Politics
Congress leader P Chidambaram. (Raj K Raj/ Hindustan Times via GettyImages)
By communalising the Narendra Modi government’s decision to reduce Article 370 to a nullity, former finance minister P Chidambaram has done us a service. He has underlined the bogus nature of Indian secularism. It is about fanning minority communalism, especially Muslim communalism, not about being fair to all religious communities.
Chidambaram had this to say: “If J&K was a Hindu-dominated state, BJP would not have done this (ie, integrate J&K with India fully). They did it only because the region is dominated by Muslims,” adding, “BJP is bragging of integrating Kashmir with muscle power.”
Three conclusions flow from this mind-boggling statement.
First, that an issue becomes important only if some minority community is involved. The fact that J&K has three regions, and the other two – Hindu-dominated Jammu and Buddhist-Shia Ladakh – celebrated the change, did not matter.
Clearly, the Kashmir issue is purely about Muslim majority Valley, and none of the other communities residing in the state’s three regions. This is why the ethnic cleansing of half a million Pandits from Kashmir Valley did not even trouble Chidambaram’s secular conscience, for Muslims were not the victims. This also explains why a Mohammad Akhlaq’s murder (over alleged possession of beef) matters, but not that of V Ramalingam in Tamil Nadu last February.
Second, nothing should be done with muscle power. The BJP has been in power for just over five years under Modi, and for six years under Atal Bihari Vajpayee – 11 years in all under NDA 1 and 2. The rest of the time, various Congress and secular parties were in power at the Centre. If a non-muscular approach would have worked better, why did not one of them even try it? If 60 years of winning hearts and minds ended up with zilch, are we left with anything other than muscle power to end the stalemate?
Chidambaram forgets that both Christianity and Islam are great believers in using temporal power to further their expansions, and a foolish reluctance to use power to further your national cause is what has damaged India for centuries. Chidambaram clearly wants the Indian nation, especially Hindus, to be a perpetual loser.

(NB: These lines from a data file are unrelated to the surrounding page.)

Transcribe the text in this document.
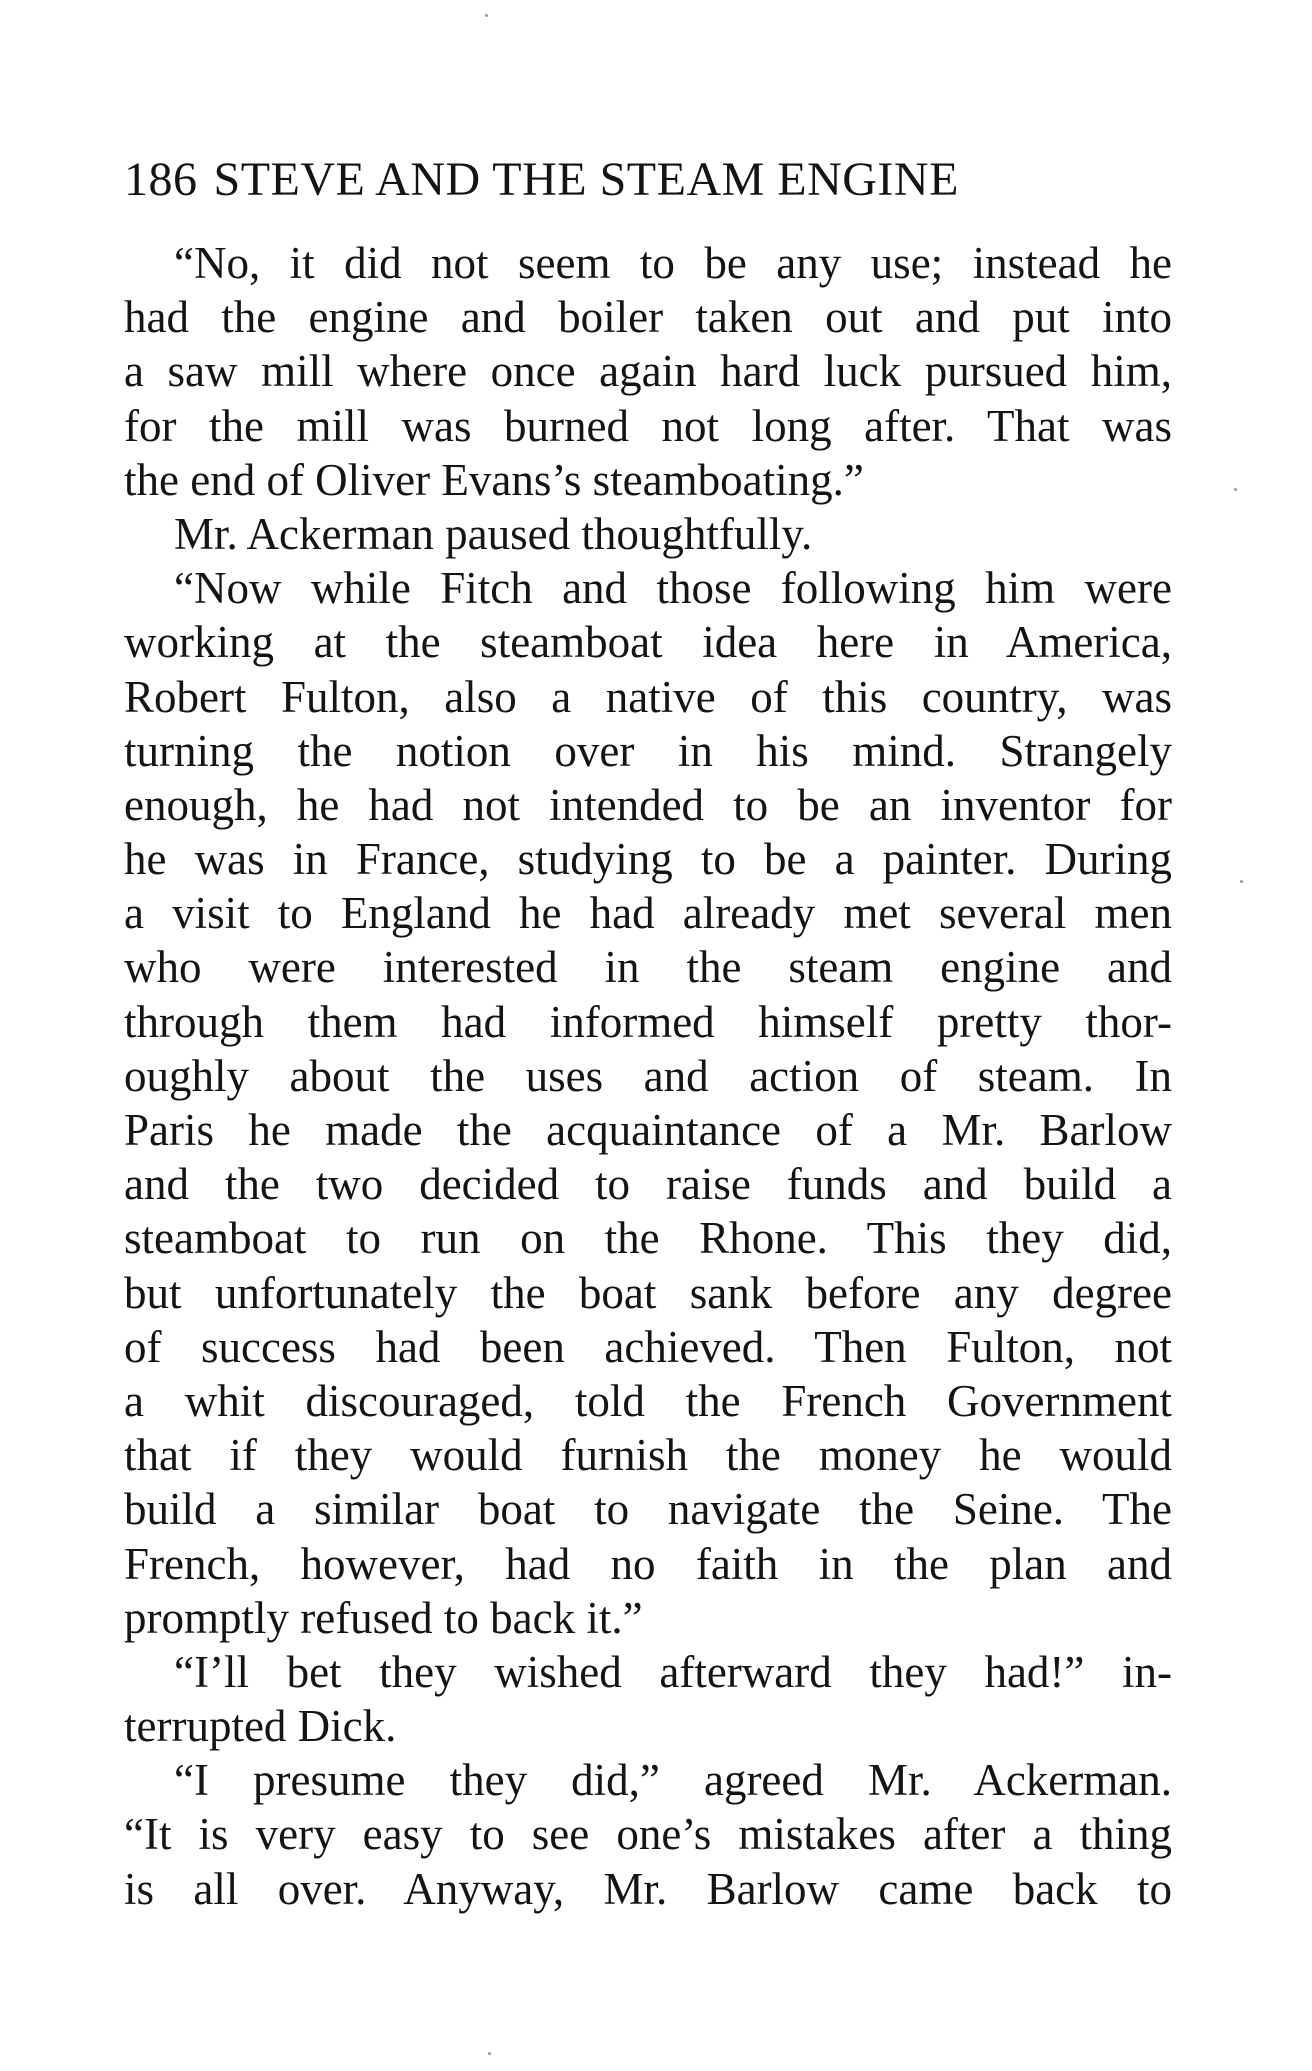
186 STEVE AND THE STEAM ENGINE
“No, it did not seem to be any use; instead he
had the engine and boiler taken out and put into
a saw mill where once again hard luck pursued him,
for the mill was burned not long after. That was
the end of Oliver Evans’s steamboating.”
Mr. Ackerman paused thoughtfully.
“Now while Fitch and those following him were
working at the steamboat idea here in America,
Robert Fulton, also a native of this country, was
turning the notion over in his mind. Strangely
enough, he had not intended to be an inventor for
he was in France, studying to be a painter. During
a visit to England he had already met several men
who were interested in the steam engine and
through them had informed himself pretty thor-
oughly about the uses and action of steam. In
Paris he made the acquaintance of a Mr. Barlow
and the two decided to raise funds and build a
steamboat to run on the Rhone. This they did,
but unfortunately the boat sank before any degree
of success had been achieved. Then Fulton, not
a whit discouraged, told the French Government
that if they would furnish the money he would
build a similar boat to navigate the Seine. The
French, however, had no faith in the plan and
promptly refused to back it.”
“I’ll bet they wished afterward they had!” in-
terrupted Dick.
“I presume they did,” agreed Mr. Ackerman.
“It is very easy to see one’s mistakes after a thing
is all over. Anyway, Mr. Barlow came back to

Third, this is not even about Kashmir’s Muslims. Chidambaram’s statement implies that what Muslims think matters more than what the rest of the country thinks, and his statement is clearly intended for Muslims outside Kashmir. He knows that the abrogation of Article 370 has widespread popular support in the rest of India and even two regions of undivided Jammu and Kashmir, but if he still decided to make such a statement, it is about signalling to India’s Muslims in other parts of the country.
He wants the Jinnah mindset to return to the average Indian Muslim by painting Muslims as the victims in Kashmir.
In the process, Chidambaram is actually taking a reductionist view of Muslims, where they are assumed to be concerned only with Muslim causes – whether in Kashmir or elsewhere. It is for Muslims to disabuse us of this notion that they care only about what happens to their co-religionists anywhere, but Chidambaram is accepting this as true.
Hence the Congress party’s need to downplay India’s relationship with Israel, or unwillingness to accept that Hindus are being persecuted in all our neighbouring countries. Hence the opposition to the Citizenship Amendment Bill that would fast-track citizenship for persecuted Hindus who have been forced to flee Pakistan and Bangladesh over the years.
What matters to the Congress is how issues are going to be seen by Muslims, and not whether a position is strong on logic, humanity and commonsense.
Chidambaram has clearly underlined the point that Indian secularism, as popularised by the Congress party over the decades, is a sham. We need to thank him for opening our eyes once again.